Gravure symbolisant l’efumi

         A la fin du roman, Shûzaku Endô fait intervenir le Christ qui « parle » à Rodrigues : « Piétine ! piétine ! mieux que personne je sais la douleur qui traverse ton pied. Piétine ! C’est pour être foulé aux pieds par les hommes que je suis venu au monde. C’est pour partager la souffrance des hommes que j’ai porté ma croix. Le prêtre pose le pied sur l’efumi. L’aube éclate. Au loin, le coq chante[5] ».

         Quelles que soient nos convictions il est impossible de rester insensible devant cette tragédie qui a parfois des accents cornéliens.

         Ce bref résumé ne laisse qu’entrevoir la trame intime du récit qu’il faut suivre page après page et qui s’inscrit autour de ce silence présenté comme le silence de Dieu qui paraît insensible à la souffrance de ceux qui, comme Sébastien et les chrétiens cachés, semblent avoir été abandonnés.

         Il faut lire le livre sans jamais perdre de vue son auteur. Ce qu’il dit à propos de son baptême est complété par cette ultime conclusion : «… Je pense qu’il avait fini par grandir avec moi » dit-il, parlant de son catholicisme.

         Toute son œuvre est profondément marquée par le sceau du baptême reçu quand il était enfant mais qu’il reconnaît comme une marque « passive », difficilement assumée par son identité japonaise.

         Faut-il aussi lire dans Silence les reproches cinglants de l’inquisiteur japonais Inoué qui veut faire apostasier Sébastien Rodrigues comme ceux-là mêmes que serait à même de se faire Shûsaku Endô ?

         Même si Silence reprend des faits historiques incontestables concernant l’entreprise de la christianisation au Japon, il n’en demeure pas moins que tout le récit mérite la qualification de « roman ».

         Au demeurant, la trame reste cependant celle de la question toujours actuelle de l’évangélisation.

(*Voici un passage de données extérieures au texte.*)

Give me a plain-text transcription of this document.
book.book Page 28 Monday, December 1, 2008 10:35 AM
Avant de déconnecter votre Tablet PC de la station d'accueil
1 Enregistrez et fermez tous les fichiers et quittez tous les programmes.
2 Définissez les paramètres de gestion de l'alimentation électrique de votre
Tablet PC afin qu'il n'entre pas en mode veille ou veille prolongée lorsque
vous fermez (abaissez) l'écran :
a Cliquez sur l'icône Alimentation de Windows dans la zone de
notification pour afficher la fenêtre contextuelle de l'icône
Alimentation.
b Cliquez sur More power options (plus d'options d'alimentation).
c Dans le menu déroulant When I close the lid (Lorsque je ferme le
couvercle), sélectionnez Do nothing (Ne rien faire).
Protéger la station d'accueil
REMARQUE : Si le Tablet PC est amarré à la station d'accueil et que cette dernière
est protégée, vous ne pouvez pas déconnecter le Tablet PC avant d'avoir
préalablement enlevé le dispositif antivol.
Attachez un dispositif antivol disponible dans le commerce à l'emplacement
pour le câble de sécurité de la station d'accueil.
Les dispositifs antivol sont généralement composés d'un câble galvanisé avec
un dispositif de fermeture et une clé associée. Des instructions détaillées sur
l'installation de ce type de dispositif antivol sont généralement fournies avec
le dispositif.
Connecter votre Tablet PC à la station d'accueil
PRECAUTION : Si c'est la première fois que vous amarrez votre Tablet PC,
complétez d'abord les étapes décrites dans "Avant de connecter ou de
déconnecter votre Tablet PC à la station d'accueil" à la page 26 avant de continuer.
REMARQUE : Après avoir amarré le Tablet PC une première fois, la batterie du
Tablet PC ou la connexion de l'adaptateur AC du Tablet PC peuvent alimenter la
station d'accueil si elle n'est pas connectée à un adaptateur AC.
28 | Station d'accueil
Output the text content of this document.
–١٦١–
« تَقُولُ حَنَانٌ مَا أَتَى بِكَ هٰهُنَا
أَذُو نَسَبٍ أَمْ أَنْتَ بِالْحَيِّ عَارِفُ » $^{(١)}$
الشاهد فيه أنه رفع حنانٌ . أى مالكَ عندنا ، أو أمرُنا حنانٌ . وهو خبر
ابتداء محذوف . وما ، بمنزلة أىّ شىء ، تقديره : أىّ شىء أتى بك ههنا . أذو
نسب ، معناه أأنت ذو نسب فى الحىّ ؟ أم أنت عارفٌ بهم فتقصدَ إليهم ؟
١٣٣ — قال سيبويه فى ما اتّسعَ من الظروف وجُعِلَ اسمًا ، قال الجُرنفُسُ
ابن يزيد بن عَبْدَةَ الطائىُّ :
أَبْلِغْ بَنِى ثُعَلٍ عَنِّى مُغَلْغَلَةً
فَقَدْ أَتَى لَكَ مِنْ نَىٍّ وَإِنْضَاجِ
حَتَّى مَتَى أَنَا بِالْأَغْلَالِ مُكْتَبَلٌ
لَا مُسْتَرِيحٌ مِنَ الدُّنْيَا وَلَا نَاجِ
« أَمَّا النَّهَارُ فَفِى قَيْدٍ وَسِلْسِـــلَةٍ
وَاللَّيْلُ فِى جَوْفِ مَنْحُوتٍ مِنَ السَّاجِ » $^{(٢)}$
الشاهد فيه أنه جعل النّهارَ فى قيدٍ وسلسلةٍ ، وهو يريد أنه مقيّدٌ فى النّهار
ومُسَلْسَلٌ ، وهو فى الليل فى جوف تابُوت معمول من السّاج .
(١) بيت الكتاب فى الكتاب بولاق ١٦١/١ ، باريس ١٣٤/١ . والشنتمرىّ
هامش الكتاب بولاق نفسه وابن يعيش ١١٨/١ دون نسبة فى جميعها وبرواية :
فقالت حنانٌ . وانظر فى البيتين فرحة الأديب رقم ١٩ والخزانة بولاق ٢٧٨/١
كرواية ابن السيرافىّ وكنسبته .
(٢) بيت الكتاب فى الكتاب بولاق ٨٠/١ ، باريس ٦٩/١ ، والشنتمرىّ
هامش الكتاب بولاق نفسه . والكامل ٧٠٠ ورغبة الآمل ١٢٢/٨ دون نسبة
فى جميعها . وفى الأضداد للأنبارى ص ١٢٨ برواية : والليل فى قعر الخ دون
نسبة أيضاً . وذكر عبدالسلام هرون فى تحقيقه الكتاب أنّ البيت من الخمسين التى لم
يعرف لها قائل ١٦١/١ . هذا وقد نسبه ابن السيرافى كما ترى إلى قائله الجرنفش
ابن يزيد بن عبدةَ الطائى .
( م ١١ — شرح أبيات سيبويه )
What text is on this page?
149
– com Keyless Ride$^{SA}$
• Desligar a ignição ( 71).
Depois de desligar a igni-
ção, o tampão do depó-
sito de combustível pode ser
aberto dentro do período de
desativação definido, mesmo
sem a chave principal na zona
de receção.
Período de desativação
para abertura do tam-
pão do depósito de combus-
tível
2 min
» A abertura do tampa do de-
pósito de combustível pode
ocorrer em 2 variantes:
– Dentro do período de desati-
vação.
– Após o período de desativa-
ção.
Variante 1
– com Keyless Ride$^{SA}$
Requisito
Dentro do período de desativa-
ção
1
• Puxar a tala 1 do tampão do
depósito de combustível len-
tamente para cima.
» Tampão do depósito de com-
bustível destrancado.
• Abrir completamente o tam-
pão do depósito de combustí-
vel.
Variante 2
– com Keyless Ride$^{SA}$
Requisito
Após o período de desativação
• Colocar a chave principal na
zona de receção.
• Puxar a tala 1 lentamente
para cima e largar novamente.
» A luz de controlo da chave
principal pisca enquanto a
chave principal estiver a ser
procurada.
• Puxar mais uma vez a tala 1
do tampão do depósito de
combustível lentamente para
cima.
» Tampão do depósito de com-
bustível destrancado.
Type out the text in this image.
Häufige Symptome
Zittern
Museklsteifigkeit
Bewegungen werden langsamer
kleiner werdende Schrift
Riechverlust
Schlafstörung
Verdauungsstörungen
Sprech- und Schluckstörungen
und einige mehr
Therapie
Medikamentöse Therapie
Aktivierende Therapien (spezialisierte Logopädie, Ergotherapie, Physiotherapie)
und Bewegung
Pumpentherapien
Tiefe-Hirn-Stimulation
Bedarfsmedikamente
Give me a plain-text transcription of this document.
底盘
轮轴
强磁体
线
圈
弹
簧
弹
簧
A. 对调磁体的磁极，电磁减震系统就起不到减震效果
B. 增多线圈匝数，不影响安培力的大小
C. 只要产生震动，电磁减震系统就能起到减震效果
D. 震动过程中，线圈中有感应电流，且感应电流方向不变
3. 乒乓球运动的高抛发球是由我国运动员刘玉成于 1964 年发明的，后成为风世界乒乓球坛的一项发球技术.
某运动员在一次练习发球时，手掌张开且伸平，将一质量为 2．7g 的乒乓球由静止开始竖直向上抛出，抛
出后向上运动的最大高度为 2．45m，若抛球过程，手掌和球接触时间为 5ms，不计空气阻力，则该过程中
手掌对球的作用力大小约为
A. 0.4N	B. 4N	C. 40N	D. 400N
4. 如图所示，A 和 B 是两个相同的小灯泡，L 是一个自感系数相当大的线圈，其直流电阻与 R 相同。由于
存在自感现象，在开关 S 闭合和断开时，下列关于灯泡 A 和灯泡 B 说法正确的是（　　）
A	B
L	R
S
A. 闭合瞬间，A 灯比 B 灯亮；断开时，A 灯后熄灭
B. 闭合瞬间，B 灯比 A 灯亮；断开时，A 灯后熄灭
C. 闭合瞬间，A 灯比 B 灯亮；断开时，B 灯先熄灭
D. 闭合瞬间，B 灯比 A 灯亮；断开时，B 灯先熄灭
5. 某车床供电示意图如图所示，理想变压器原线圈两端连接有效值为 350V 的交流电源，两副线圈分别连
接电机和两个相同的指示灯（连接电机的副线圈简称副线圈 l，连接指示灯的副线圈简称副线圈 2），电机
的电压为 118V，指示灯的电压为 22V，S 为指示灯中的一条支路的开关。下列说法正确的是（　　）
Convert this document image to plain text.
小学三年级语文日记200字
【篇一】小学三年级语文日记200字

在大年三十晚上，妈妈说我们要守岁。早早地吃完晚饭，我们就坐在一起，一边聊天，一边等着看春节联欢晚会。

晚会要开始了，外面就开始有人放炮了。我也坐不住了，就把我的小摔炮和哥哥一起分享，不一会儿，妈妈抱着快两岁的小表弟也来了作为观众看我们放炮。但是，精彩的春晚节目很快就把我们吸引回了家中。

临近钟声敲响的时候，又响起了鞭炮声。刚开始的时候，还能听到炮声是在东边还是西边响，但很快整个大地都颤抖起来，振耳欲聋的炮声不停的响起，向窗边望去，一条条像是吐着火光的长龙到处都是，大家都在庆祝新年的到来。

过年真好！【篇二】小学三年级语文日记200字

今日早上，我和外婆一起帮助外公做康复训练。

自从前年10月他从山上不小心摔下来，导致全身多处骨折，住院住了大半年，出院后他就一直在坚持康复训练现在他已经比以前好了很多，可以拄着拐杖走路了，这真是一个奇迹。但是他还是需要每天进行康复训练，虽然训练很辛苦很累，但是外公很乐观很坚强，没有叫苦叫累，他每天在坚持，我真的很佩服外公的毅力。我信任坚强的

         Quand on considère l’évangélisation à partir de la première mention de l’envoi missionnaire : «  Allez ! De toutes les nations faites des disciples : baptisez-les au nom du Père, et du Fils, et du Saint-Esprit, apprenez-leur à observer tout ce que je vous ai commandé. Et moi, je suis avec vous tous les jours jusqu’à la fin du monde[6] », et si l’on suit cette longue histoire, ce qui apparaît en premier c’est le terrain sur lequel s’enracine ce mouvement : un terrain hostile qu’il faut travailler durement. Et cette même histoire s’est reproduite sur le même mode avec des variations dans tous les pays où le message de Jésus-Christ s’est implanté. La réflexion qui porte sur les conditions et l’adversité -les oppositions de toutes sortes- est légitime mais partir de l’a priori idéologique selon lequel certains terrains sont impropres parce que leur idiosyncrasie les rend imperméables au message est une erreur. Partout et toujours, les persécutions anti chrétiennes ont pour origine un conflit dont l’origine est humaine, né de l’incompréhension et souvent de frustrations, dont le principal motif est une rivalité de pouvoir.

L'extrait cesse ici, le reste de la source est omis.